Flying IFR at night, with inoperative instrument lighting and in challenging weather conditions, placed the crew in a high-workload environment. Also, the crew switched control of the aircraft on short final. This would have directed the captain's attention outside the aircraft, decreasing the likelihood of detecting the gear-up configuration. The SOPs for the PA-31 did not include a short final check to alert the crew that the landing gear was not lowered. These factors combined to lessen the crew's awareness of the omitted check.

Findings as to Causes and Contributing Factors

  1. Known instrument lighting defects were not recorded, rectified, or deferred in accordance with the operator's Maintenance Control and Policy Manual.
  2. The "Dot Above" call was missed when the flashlight beam was redirected during the approach.
  3. The crew did not complete a before-landing check; the landing gear was not lowered and the landing lights were not selected on.
  4. The crew did not detect that the landing gear was up because of the high workload, the landing gear warning horn not sounding, and the increased drag resulting from the high flap setting.

Findings as to Risk

  1. Company personnel did not recognize the importance of adequate instrument lighting.
  2. Company SOPs for the PA-31 did not include a short-final check.
  3. The operating rule CAR 605.16 (1) (I) allows for operation of aircraft with lighting deficiencies.
  4. The operating rule CAR 605.16 (1) (I) does not specify the minimum level of lighting required, or the means by which the minimum level can be met.

Safety Action Taken

The operator has added a short final memory check to the Piper Navajo Chieftain SOPs which confirms "three green, cleared to land and runway unobstructed."

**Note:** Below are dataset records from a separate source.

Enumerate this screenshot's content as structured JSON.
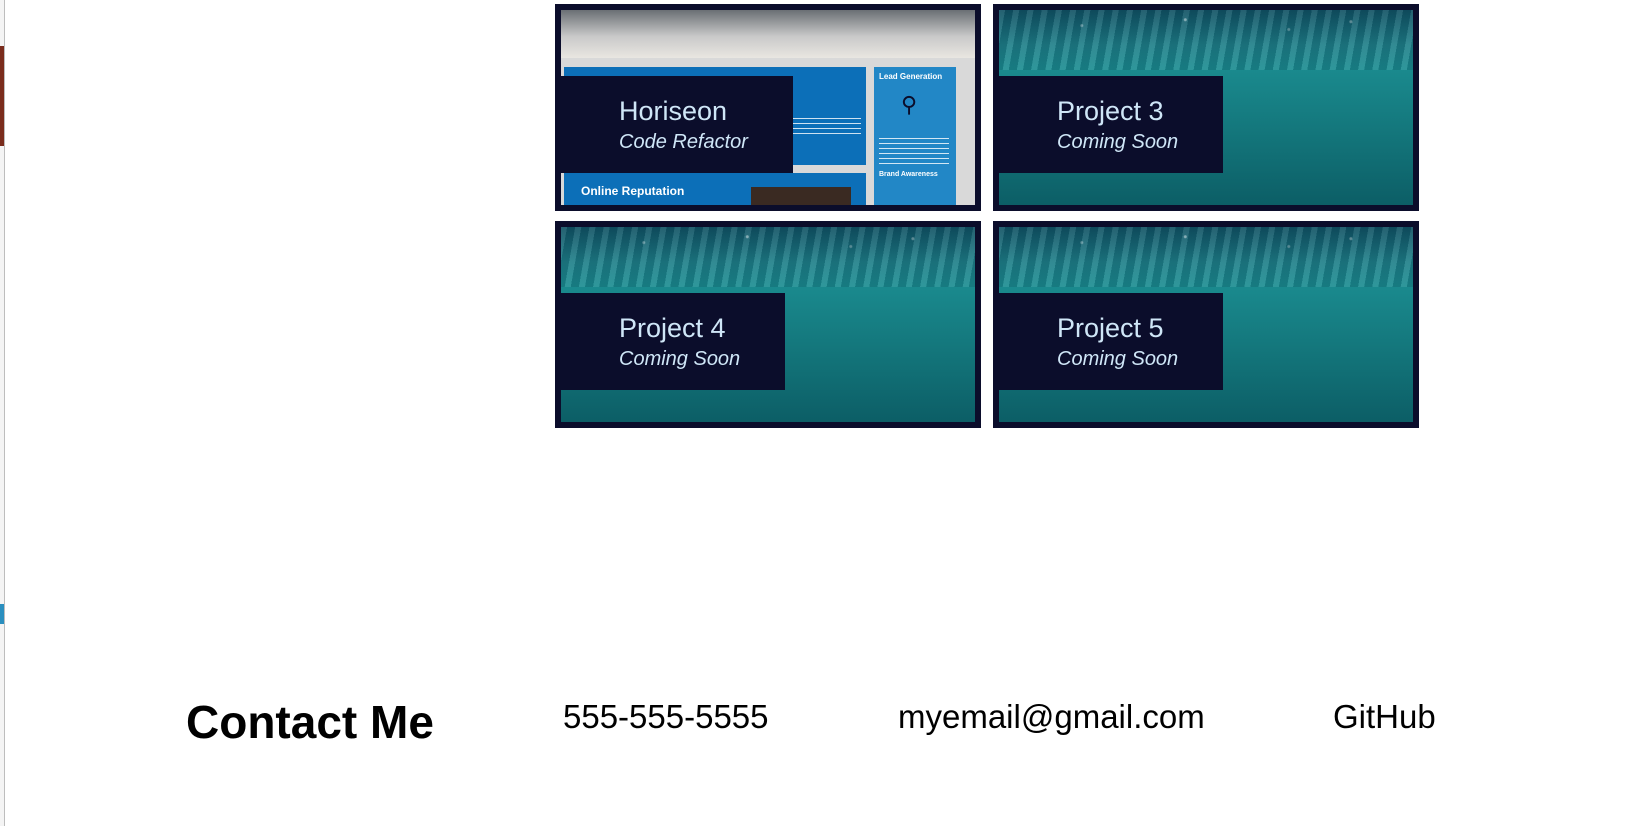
{
  "colors": {
    "card_bg": "#0b0d2b",
    "label_text": "#cfe6f7",
    "water": "#1a8a8e"
  },
  "projects": [
    {
      "title": "Horiseon",
      "subtitle": "Code Refactor",
      "image": "horiseon-site-screenshot",
      "preview": {
        "lead": "Lead Generation",
        "online": "Online Reputation",
        "brand": "Brand Awareness"
      }
    },
    {
      "title": "Project 3",
      "subtitle": "Coming Soon",
      "image": "underwater"
    },
    {
      "title": "Project 4",
      "subtitle": "Coming Soon",
      "image": "underwater"
    },
    {
      "title": "Project 5",
      "subtitle": "Coming Soon",
      "image": "underwater"
    }
  ],
  "contact": {
    "heading": "Contact Me",
    "phone": "555-555-5555",
    "email": "myemail@gmail.com",
    "github": "GitHub"
  }
}
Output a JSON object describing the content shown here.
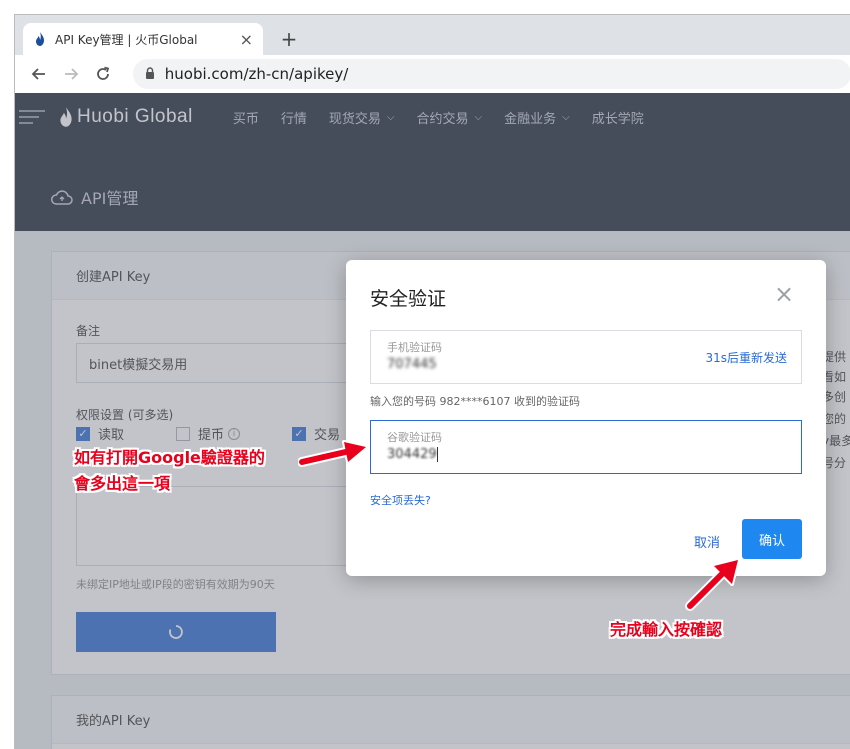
{
  "browser": {
    "tab_title": "API Key管理 | 火币Global",
    "tab_close": "×",
    "new_tab": "+",
    "url": "huobi.com/zh-cn/apikey/"
  },
  "nav": {
    "brand": "Huobi Global",
    "items": [
      {
        "label": "买币",
        "dropdown": false
      },
      {
        "label": "行情",
        "dropdown": false
      },
      {
        "label": "现货交易",
        "dropdown": true
      },
      {
        "label": "合约交易",
        "dropdown": true
      },
      {
        "label": "金融业务",
        "dropdown": true
      },
      {
        "label": "成长学院",
        "dropdown": false
      }
    ]
  },
  "hero": {
    "title": "API管理"
  },
  "create_panel": {
    "title": "创建API Key",
    "note_label": "备注",
    "note_value": "binet模擬交易用",
    "perm_label": "权限设置 (可多选)",
    "perms": [
      {
        "label": "读取",
        "checked": true
      },
      {
        "label": "提币",
        "checked": false
      },
      {
        "label": "交易",
        "checked": true
      }
    ],
    "hint": "未绑定IP地址或IP段的密钥有效期为90天",
    "right_text": [
      "提供",
      "看如",
      "多创",
      "您的",
      "y最多",
      "号分"
    ]
  },
  "my_panel": {
    "title": "我的API Key"
  },
  "modal": {
    "title": "安全验证",
    "close": "×",
    "sms_label": "手机验证码",
    "sms_value": "707445",
    "resend": "31s后重新发送",
    "sms_hint": "输入您的号码 982****6107 收到的验证码",
    "ga_label": "谷歌验证码",
    "ga_value": "304429",
    "lost_link": "安全项丢失?",
    "cancel": "取消",
    "confirm": "确认"
  },
  "annotations": {
    "ga_note_line1": "如有打開Google驗證器的",
    "ga_note_line2": "會多出這一項",
    "confirm_note": "完成輸入按確認"
  },
  "colors": {
    "accent": "#2a6bd6",
    "nav_bg": "#1d2636",
    "annotation": "#e8001c"
  }
}
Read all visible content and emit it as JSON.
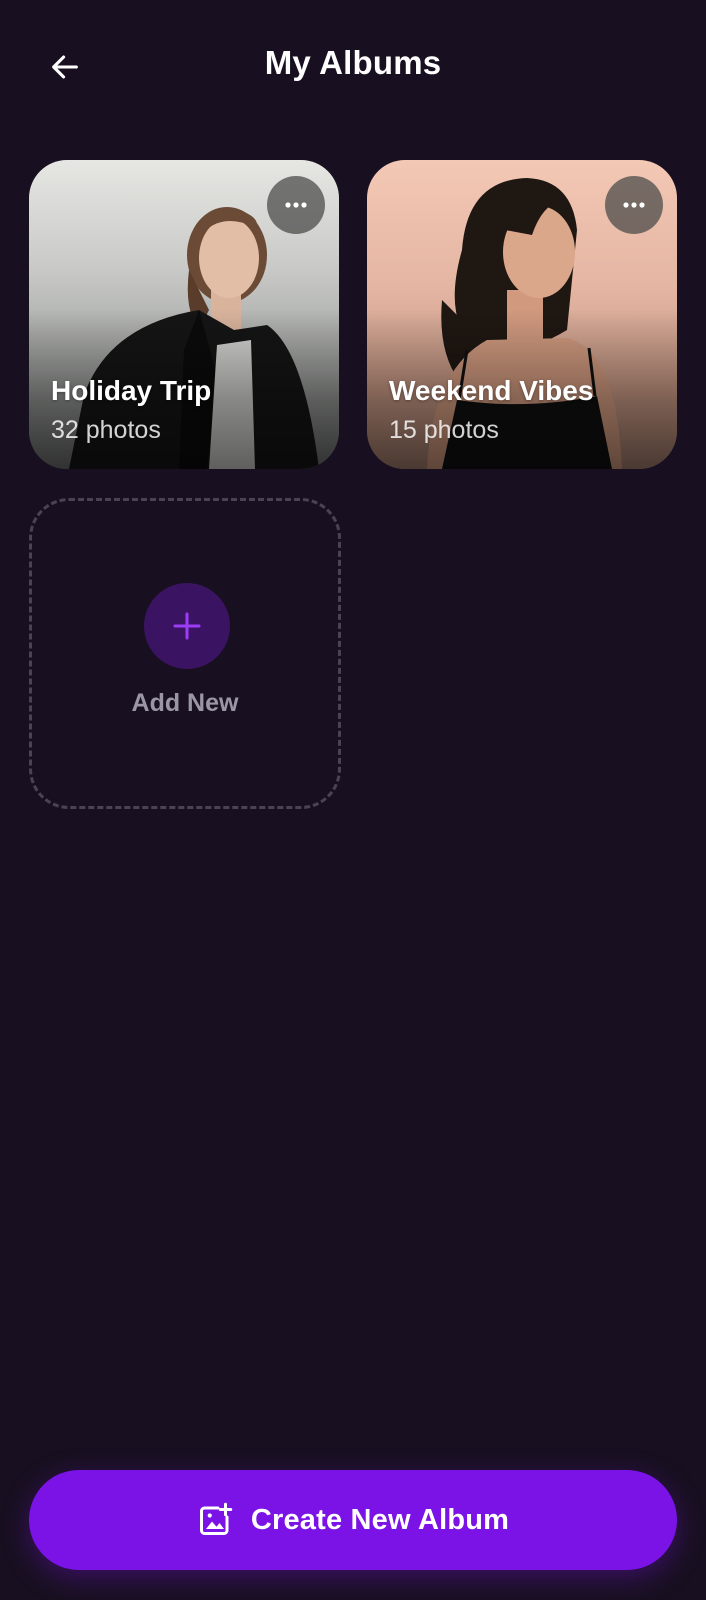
{
  "header": {
    "title": "My Albums",
    "back_icon": "arrow-left-icon"
  },
  "albums": [
    {
      "name": "Holiday Trip",
      "count": "32 photos",
      "menu_icon": "more-horizontal-icon"
    },
    {
      "name": "Weekend Vibes",
      "count": "15 photos",
      "menu_icon": "more-horizontal-icon"
    }
  ],
  "add_new": {
    "label": "Add New",
    "icon": "plus-icon"
  },
  "footer": {
    "create_label": "Create New Album",
    "create_icon": "add-photo-icon"
  },
  "colors": {
    "background": "#181020",
    "accent": "#7b12e6",
    "accent_dark": "#3a1462",
    "muted_text": "#9b96a4"
  }
}
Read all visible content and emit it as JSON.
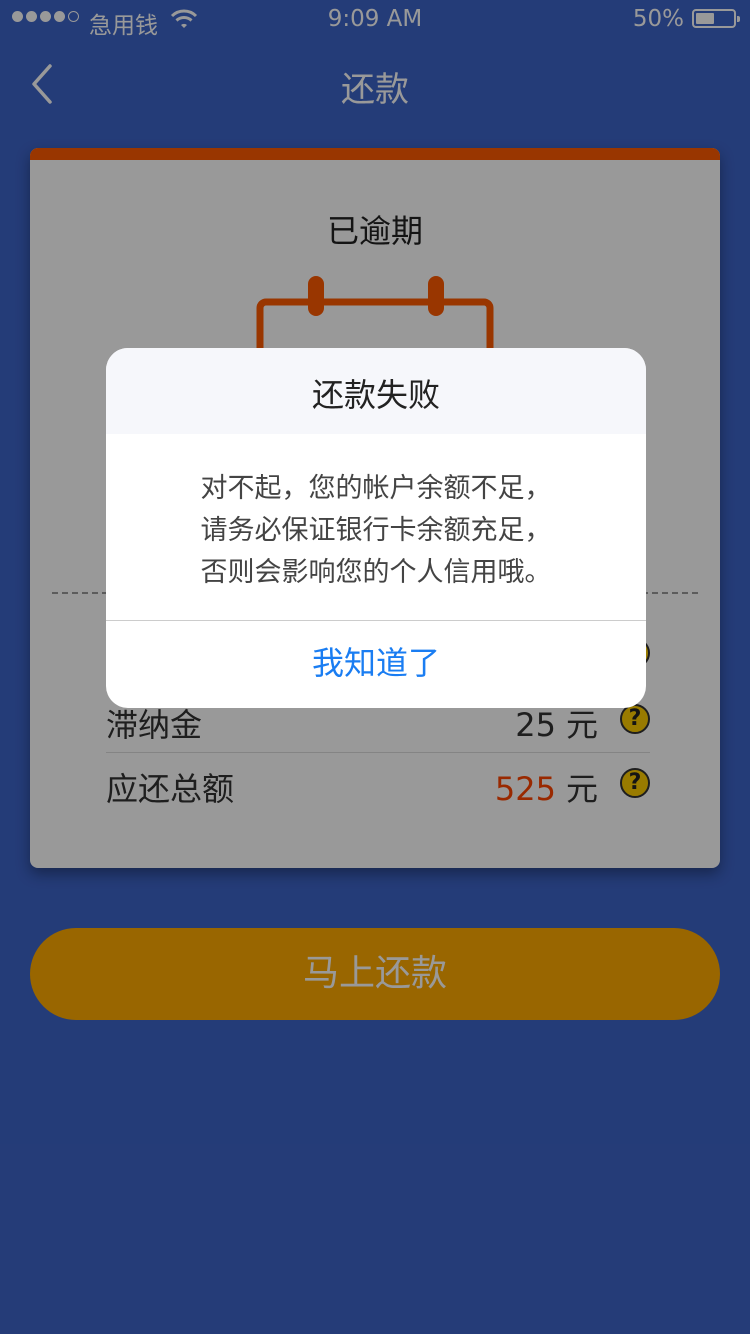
{
  "status_bar": {
    "carrier": "急用钱",
    "time": "9:09 AM",
    "battery_percent": "50%",
    "battery_level": 0.5,
    "signal_bars": 4
  },
  "nav": {
    "title": "还款",
    "back_icon": "chevron-left-icon"
  },
  "card": {
    "status_title": "已逾期",
    "accent_color": "#ff5a00",
    "rows": [
      {
        "label": "",
        "amount": "",
        "unit": ""
      },
      {
        "label": "滞纳金",
        "amount": "25",
        "unit": "元"
      },
      {
        "label": "应还总额",
        "amount": "525",
        "unit": "元"
      }
    ],
    "help_icon": "question-icon"
  },
  "repay_button": {
    "label": "马上还款",
    "color": "#ffaa00"
  },
  "dialog": {
    "title": "还款失败",
    "message_lines": [
      "对不起，您的帐户余额不足，",
      "请务必保证银行卡余额充足，",
      "否则会影响您的个人信用哦。"
    ],
    "confirm_label": "我知道了",
    "confirm_color": "#1a7df2"
  }
}
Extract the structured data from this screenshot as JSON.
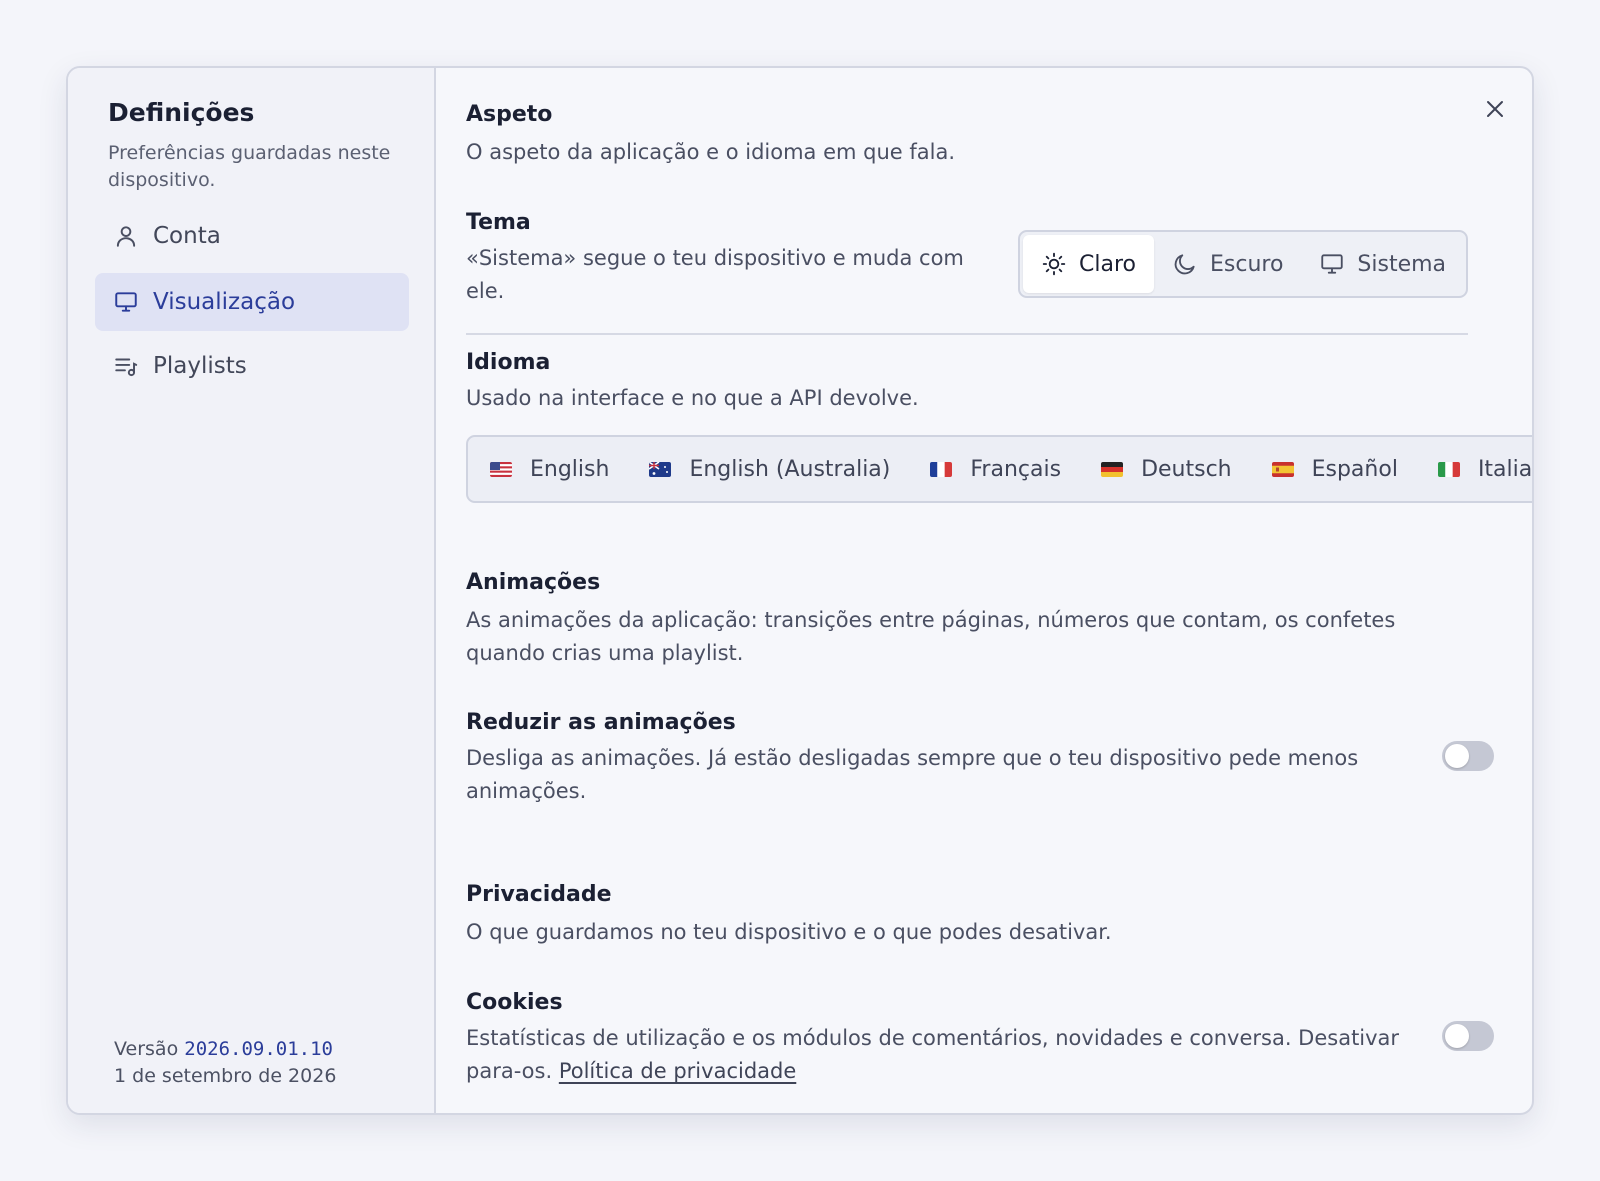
{
  "sidebar": {
    "title": "Definições",
    "subtitle": "Preferências guardadas neste dispositivo.",
    "items": [
      {
        "label": "Conta",
        "icon": "user-icon",
        "active": false
      },
      {
        "label": "Visualização",
        "icon": "monitor-icon",
        "active": true
      },
      {
        "label": "Playlists",
        "icon": "playlist-icon",
        "active": false
      }
    ],
    "version_label": "Versão",
    "version": "2026.09.01.10",
    "date": "1 de setembro de 2026"
  },
  "main": {
    "appearance": {
      "title": "Aspeto",
      "description": "O aspeto da aplicação e o idioma em que fala."
    },
    "theme": {
      "title": "Tema",
      "description": "«Sistema» segue o teu dispositivo e muda com ele.",
      "options": [
        {
          "label": "Claro",
          "icon": "sun-icon",
          "selected": true
        },
        {
          "label": "Escuro",
          "icon": "moon-icon",
          "selected": false
        },
        {
          "label": "Sistema",
          "icon": "monitor-icon",
          "selected": false
        }
      ]
    },
    "language": {
      "title": "Idioma",
      "description": "Usado na interface e no que a API devolve.",
      "options": [
        {
          "label": "English",
          "flag": "us-flag"
        },
        {
          "label": "English (Australia)",
          "flag": "au-flag"
        },
        {
          "label": "Français",
          "flag": "fr-flag"
        },
        {
          "label": "Deutsch",
          "flag": "de-flag"
        },
        {
          "label": "Español",
          "flag": "es-flag"
        },
        {
          "label": "Italiano",
          "flag": "it-flag"
        }
      ]
    },
    "animations": {
      "title": "Animações",
      "description": "As animações da aplicação: transições entre páginas, números que contam, os confetes quando crias uma playlist.",
      "reduce_title": "Reduzir as animações",
      "reduce_description": "Desliga as animações. Já estão desligadas sempre que o teu dispositivo pede menos animações.",
      "reduce_enabled": false
    },
    "privacy": {
      "title": "Privacidade",
      "description": "O que guardamos no teu dispositivo e o que podes desativar.",
      "cookies_title": "Cookies",
      "cookies_description": "Estatísticas de utilização e os módulos de comentários, novidades e conversa. Desativar para-os.",
      "privacy_link": "Política de privacidade",
      "cookies_enabled": false
    }
  },
  "colors": {
    "accent": "#2b3d9a",
    "active_bg": "#dfe2f4",
    "toggle_off": "#c5c8d4"
  }
}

The operator stresses the importance of proper defect recording procedures during the PA-31 initial and recurrent ground school training, and through a memo to company personnel emphasizing the importance of proper defect recording and rectification procedures.

This report concludes the Transportation Safety Board's investigation into this occurrence. Consequently, the Board authorized the release of this report on 26 November 2003.


1. All times are Atlantic daylight time (Coordinated Universal Time [UTC] minus three hours).